Machine à voter : « la commission technique ne vient pas pour négocier la décision de la CENI » Nangaa

A Matadi (Kongo Central) où il a réceptionné 40 conteneurs des machines à voter en provenance de Séoul (Corée du Sud), le président de la Commission électorale nationale indépendante (CENI), Corneille Nangaa, a indiqué que la commission technique qui sera mise en place comme convenu avec les 21 candidats à la présidentielle, n’aura pas pour but de négocier la décision de la CENI notamment sur l’usage ou non de la machine à voter.
Corneille Nangaa a précisé que cette structure, censée résoudre certaines questions techniques liées aux élections qui divisent encore les acteurs politiques, devra plutôt procéder à des vérifications approfondies sur les recommandations des experts internationaux quant au processus électoral.
“La commission technique ne vient pas pour négocier les décisions de la CENI. Elle vient pour procéder aux vérifications approfondies qui ont été exigées par les recommandations de l’OIF et de la fondation britannique en ce qui concerne la machine à voter”, a répondu ce samedi, Nangaa à une question d’ACTUALITE.CD.

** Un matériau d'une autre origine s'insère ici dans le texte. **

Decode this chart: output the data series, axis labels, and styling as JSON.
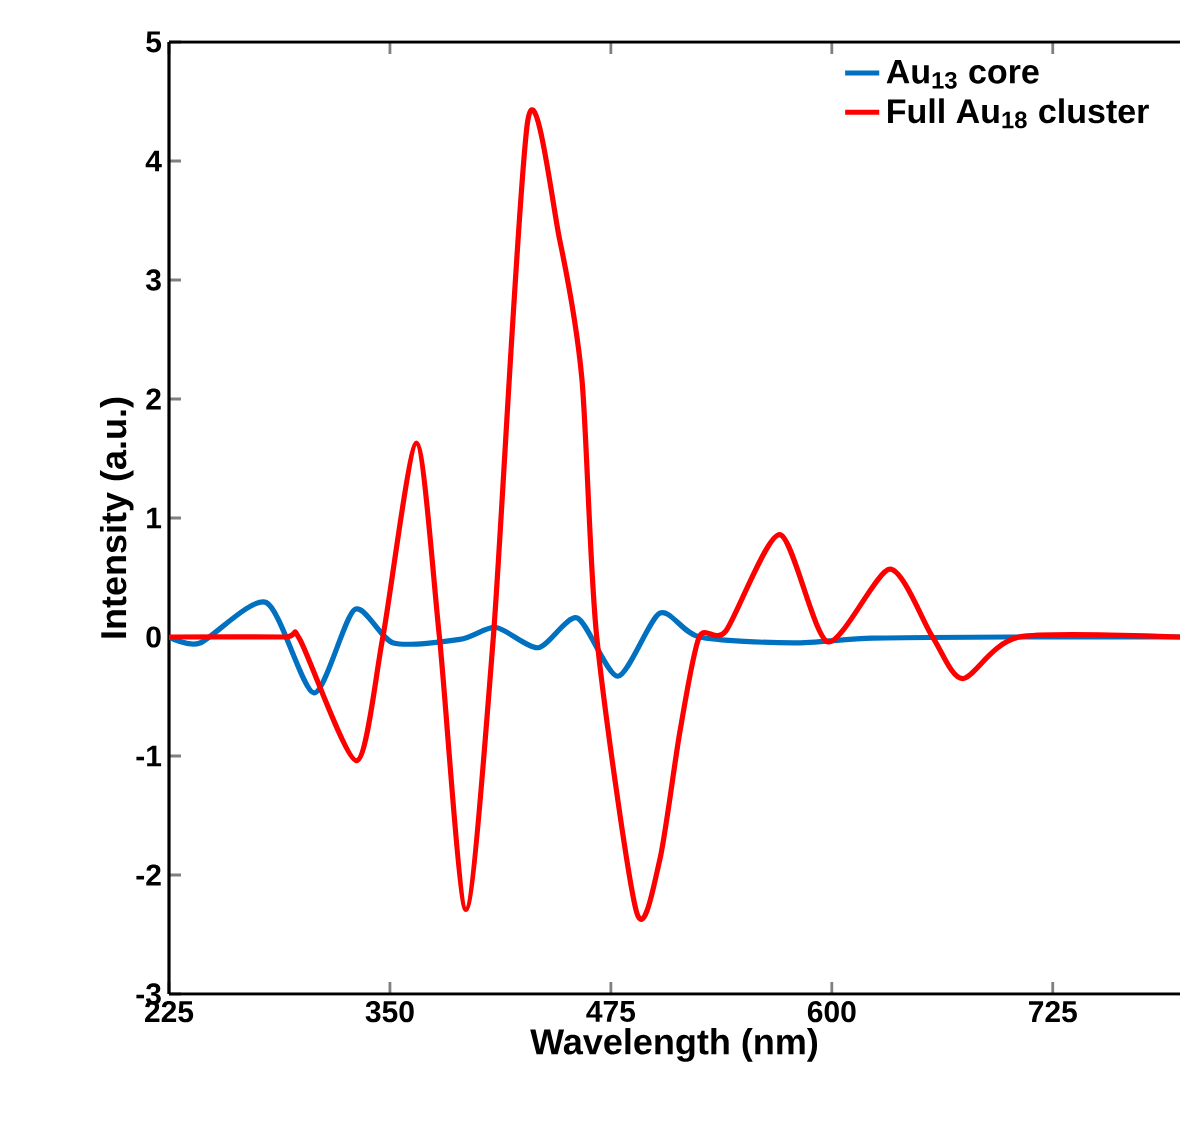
{
  "chart_data": {
    "type": "line",
    "xlabel": "Wavelength (nm)",
    "ylabel": "Intensity (a.u.)",
    "xlim": [
      225,
      797
    ],
    "xticks": [
      225,
      350,
      475,
      600,
      725
    ],
    "ylim": [
      -3,
      5
    ],
    "yticks": [
      -3,
      -2,
      -1,
      0,
      1,
      2,
      3,
      4,
      5
    ],
    "legend": "top right",
    "series": [
      {
        "name": "Au$_{13}$ core",
        "color": "#0070c0",
        "x": [
          225,
          242.5,
          280,
          307,
          330,
          352,
          389.6,
          410,
          434,
          456,
          479,
          502.7,
          525,
          578,
          623,
          700,
          797
        ],
        "values": [
          0,
          -0.05,
          0.29,
          -0.47,
          0.23,
          -0.05,
          -0.02,
          0.08,
          -0.09,
          0.16,
          -0.33,
          0.2,
          0,
          -0.05,
          -0.01,
          0,
          0
        ]
      },
      {
        "name": "Full Au$_{18}$ cluster",
        "color": "#ff0000",
        "x": [
          225,
          290,
          299,
          331,
          346,
          365,
          378,
          393,
          408.5,
          428,
          446,
          458.6,
          467,
          489.5,
          502.7,
          514,
          525,
          540,
          570.6,
          597.7,
          632.8,
          657,
          674,
          706,
          797
        ],
        "values": [
          0,
          0,
          -0.02,
          -1.04,
          0,
          1.63,
          0,
          -2.29,
          0,
          4.34,
          3.34,
          2.17,
          0,
          -2.31,
          -1.87,
          -0.8,
          0,
          0.05,
          0.86,
          -0.04,
          0.57,
          0,
          -0.35,
          0,
          0
        ]
      }
    ]
  }
}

Dans son rapport à l’issue de l’audit du fichier électoral, l’Organisation internationale de la francophonie (OIF) avait notamment recommandé à la CENI d’extirper du fichier électoral, les enrôlés sans empreinte.
Les experts de la Fondation britannique Westminster pour la démocratie avaient de leur côté, formulé le 17 septembre dernier, 15 recommandation sur la machine à voter, notamment la désactivation des communications externes (carte sim et Wifi) jusqu’au moment où celles-ci sont nécessaires, la limitation de nombre maximum de bulletins par machine à 660 pour empêcher un excès de vote, et suppression de la fonction d’impression de code QR.